The blame for the financial debacle does not rest on Bernanke's shoulders alone but nor do the policies that Time says fostered the recovery. Time gives Bernanke primary credit for the government-facilitated private takeover of Bear Stearns, the public takeovers of Fannie Mae and Freddie Mac, the Bank of America merger with Merrill Lynch, and the bailout of the notorious insurance firm that secured bad mortgage debt, AIG. Despite the fact that it also required heroic efforts on the part of Congress and the President, Time even gives credit to Bernanke for the $700 billion Troubled Asset Relief Program (TARP) (Grunwald 2009, p.4).

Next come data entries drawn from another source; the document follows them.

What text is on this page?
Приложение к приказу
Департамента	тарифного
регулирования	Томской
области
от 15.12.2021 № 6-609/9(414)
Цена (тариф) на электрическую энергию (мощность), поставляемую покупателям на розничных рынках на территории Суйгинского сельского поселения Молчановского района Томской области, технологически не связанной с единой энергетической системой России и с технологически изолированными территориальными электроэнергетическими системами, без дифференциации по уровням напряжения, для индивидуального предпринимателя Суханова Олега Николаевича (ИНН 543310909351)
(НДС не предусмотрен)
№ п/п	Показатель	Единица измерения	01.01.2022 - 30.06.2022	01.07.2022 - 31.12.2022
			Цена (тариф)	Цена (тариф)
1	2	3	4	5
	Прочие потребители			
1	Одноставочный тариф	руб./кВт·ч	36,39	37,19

Many, if not most of these decisions were profoundly unpopular and cost both the Obama and Bush Administration as well as Congress a great deal of political collateral. The relatively isolated Bernanke did not have to suffer such a risk in the court of public opinion, and even today critics of these policies ask: what of moral hazard? Supporters of the TARP and other aggressive government measures would counter that worshipping at the altar of moral hazard, caused the fall of Lehman Brothers and the freezing up of the microcredit market in the first place. But once the expectation of bailouts are created, one bailout tends to lead to another -- the bailout of Bear Stearns caused Lehman Brothers to assume it would be 'bailed out.'
Bernanke has often been the responder to crises, rather than an avoider or a hands-on manager acting alone. It was Treasury Secretary Hank Paulson who made the decision not to bail out Lehman but to bail out Bear Stearns, and the executive branch that orchestrated the TARP program. And Bernanke's current position seems fragile: "Ben Bernanke's term as Chairman of the Federal reserve ends in January. He has been nominated by the president for reappointment, but reappointment must be approved by the Senate" (Thoma 2009). Conservative critics are dismayed by Bernanke's orchestration of financial incentives to encourage spending, and say that historically low interest rates have continued for too long: "We see little in the chairman's policy history or guideposts to suggest he will be willing to endure the criticism that will come with tightening money amid a lackluster recovery, if that is what is required to protect the dollar or prevent an inflation outbreak," sniffed the Wall Street Journal in a recent editorial (Thoma 2009). However, liberals state that Bernanke's attempt to balance worries about inflation with worries about double-digit employment fail to take into account the pain of the American consumer. Liberals note that when the financial sector was doing poorly, protests about moral hazard and aid to major investment banks was muted. Now that it is ordinary Americans who are suffering in the 'jobless' recovery while worries about inflation affecting the banking sector have resumed. Bernanke, balancing the demands of both ideological camps, has pleased neither.